Er stellt meine abgewaschene Tasse ab und verschwindet kurz darauf aus meinem Büro. So wie jeden Morgen im letzten Jahr. Und so wie jeden Morgen im letzten Jahr bringt diese triviale Begegnung mein Herz zum verrückten Flimmern. Tja, seitdem wir diesen neuen Assistenten angestellt haben, steht mein Leben auf dem Kopf.
 

Ich bin 42, einer der Vorstandsvorsitzenden eines internationalen Großkonzerns, Ehemann und zweifacher Vater. Meine Familie bedeutet mir alles. Ich würde sie bis zum bitteren Ende mit allen mir zustehenden Mitteln beschützen. Alles, damit es ihnen gut geht. Und dafür arbeite ich jeden Tag.
 

Trotzdem knalle ich meinen 23-jährigen Assistenten und lüge meiner Frau ins Gesicht.
 

Das ist schon ziemlich verwerflich, oder?
 

Ja, natürlich ist es das.
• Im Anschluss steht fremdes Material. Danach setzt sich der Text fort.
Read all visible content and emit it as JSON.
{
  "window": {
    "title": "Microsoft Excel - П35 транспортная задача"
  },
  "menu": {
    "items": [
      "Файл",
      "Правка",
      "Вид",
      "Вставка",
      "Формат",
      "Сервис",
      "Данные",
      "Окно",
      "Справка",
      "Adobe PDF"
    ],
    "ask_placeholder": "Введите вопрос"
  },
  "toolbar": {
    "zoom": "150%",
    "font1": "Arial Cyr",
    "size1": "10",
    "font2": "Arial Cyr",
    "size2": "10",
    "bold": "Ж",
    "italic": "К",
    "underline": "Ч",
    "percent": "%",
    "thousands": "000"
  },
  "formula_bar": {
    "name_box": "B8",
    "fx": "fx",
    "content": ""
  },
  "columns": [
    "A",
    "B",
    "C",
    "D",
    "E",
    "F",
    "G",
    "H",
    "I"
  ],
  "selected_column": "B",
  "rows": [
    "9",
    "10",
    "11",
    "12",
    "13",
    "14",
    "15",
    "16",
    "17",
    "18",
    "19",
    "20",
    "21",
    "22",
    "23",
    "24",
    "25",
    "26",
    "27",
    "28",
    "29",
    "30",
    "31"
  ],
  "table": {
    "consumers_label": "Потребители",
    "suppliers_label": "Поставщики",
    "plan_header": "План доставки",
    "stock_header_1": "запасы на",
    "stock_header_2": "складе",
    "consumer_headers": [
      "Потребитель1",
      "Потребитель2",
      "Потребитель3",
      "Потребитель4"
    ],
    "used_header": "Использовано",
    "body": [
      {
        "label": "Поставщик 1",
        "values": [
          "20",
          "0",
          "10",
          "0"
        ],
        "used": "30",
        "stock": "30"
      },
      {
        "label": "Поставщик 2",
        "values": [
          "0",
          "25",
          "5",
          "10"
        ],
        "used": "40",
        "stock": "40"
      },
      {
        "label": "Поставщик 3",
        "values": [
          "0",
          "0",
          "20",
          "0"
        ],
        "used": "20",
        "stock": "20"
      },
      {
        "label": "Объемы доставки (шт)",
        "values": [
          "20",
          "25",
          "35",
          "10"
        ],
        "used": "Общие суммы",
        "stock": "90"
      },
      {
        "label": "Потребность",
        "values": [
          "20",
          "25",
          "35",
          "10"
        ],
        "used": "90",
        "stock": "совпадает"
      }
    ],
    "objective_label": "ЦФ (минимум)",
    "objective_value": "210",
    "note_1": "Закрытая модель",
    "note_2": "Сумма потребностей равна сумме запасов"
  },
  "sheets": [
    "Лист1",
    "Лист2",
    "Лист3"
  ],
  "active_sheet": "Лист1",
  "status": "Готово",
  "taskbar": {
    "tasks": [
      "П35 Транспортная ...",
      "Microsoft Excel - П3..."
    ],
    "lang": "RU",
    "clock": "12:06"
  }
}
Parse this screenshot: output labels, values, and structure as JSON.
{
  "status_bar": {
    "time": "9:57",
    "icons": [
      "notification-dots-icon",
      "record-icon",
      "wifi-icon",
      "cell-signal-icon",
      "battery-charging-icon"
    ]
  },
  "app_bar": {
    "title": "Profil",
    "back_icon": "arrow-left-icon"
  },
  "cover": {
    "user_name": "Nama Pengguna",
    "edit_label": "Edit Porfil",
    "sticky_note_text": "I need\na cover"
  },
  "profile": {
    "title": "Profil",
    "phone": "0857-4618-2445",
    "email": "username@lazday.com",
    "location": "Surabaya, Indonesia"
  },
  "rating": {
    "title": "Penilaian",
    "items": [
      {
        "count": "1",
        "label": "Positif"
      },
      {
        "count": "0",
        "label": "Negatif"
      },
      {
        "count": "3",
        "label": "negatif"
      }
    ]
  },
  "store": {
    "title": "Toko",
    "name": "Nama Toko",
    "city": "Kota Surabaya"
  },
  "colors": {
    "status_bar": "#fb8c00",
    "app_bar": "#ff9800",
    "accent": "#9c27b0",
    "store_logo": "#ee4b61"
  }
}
Trotzdem möchte ich anmerken, dass es von vornherein so abgemacht war, dass niemand an dieses belanglose Miteinander Erwartungen haben soll. Ganz am Anfang haben wir uns darauf geeinigt, dass es nur um ein bisschen Spaß geht. Ich werde meine Familie nicht verlassen, ganz bestimmt nicht für ihn. Davon weiß er auch. Das hier ist ziemlich simpel: Keine versteckten Kosten, keine Verträge, keine Pflichten… und auch überhaupt keine Rechte. Niemand sollte sich ernsthaft reinsteigern. Mit diesem Grundgedanken sind wir in diese Miteinander reingegangen. Und dann hat Naruto alle Regel gebrochen.
 

Er hat sich ernsthaft in mich verliebt.
 

Woher weiß ich, dass es „verliebt“ und „ernst“ ist? Weil er es mir gesagt hat. Außerdem ist es ziemlich offensichtlich, dass er sich kümmert. Denn so geliebt wie von diesem Jungen wurde ich von niemandem.
 

„Naruto, kannst du bitte morgen irgendwie einen einstündigen Slot für Orochimaru-san finden?“, rufe ich nach einem Meeting durch.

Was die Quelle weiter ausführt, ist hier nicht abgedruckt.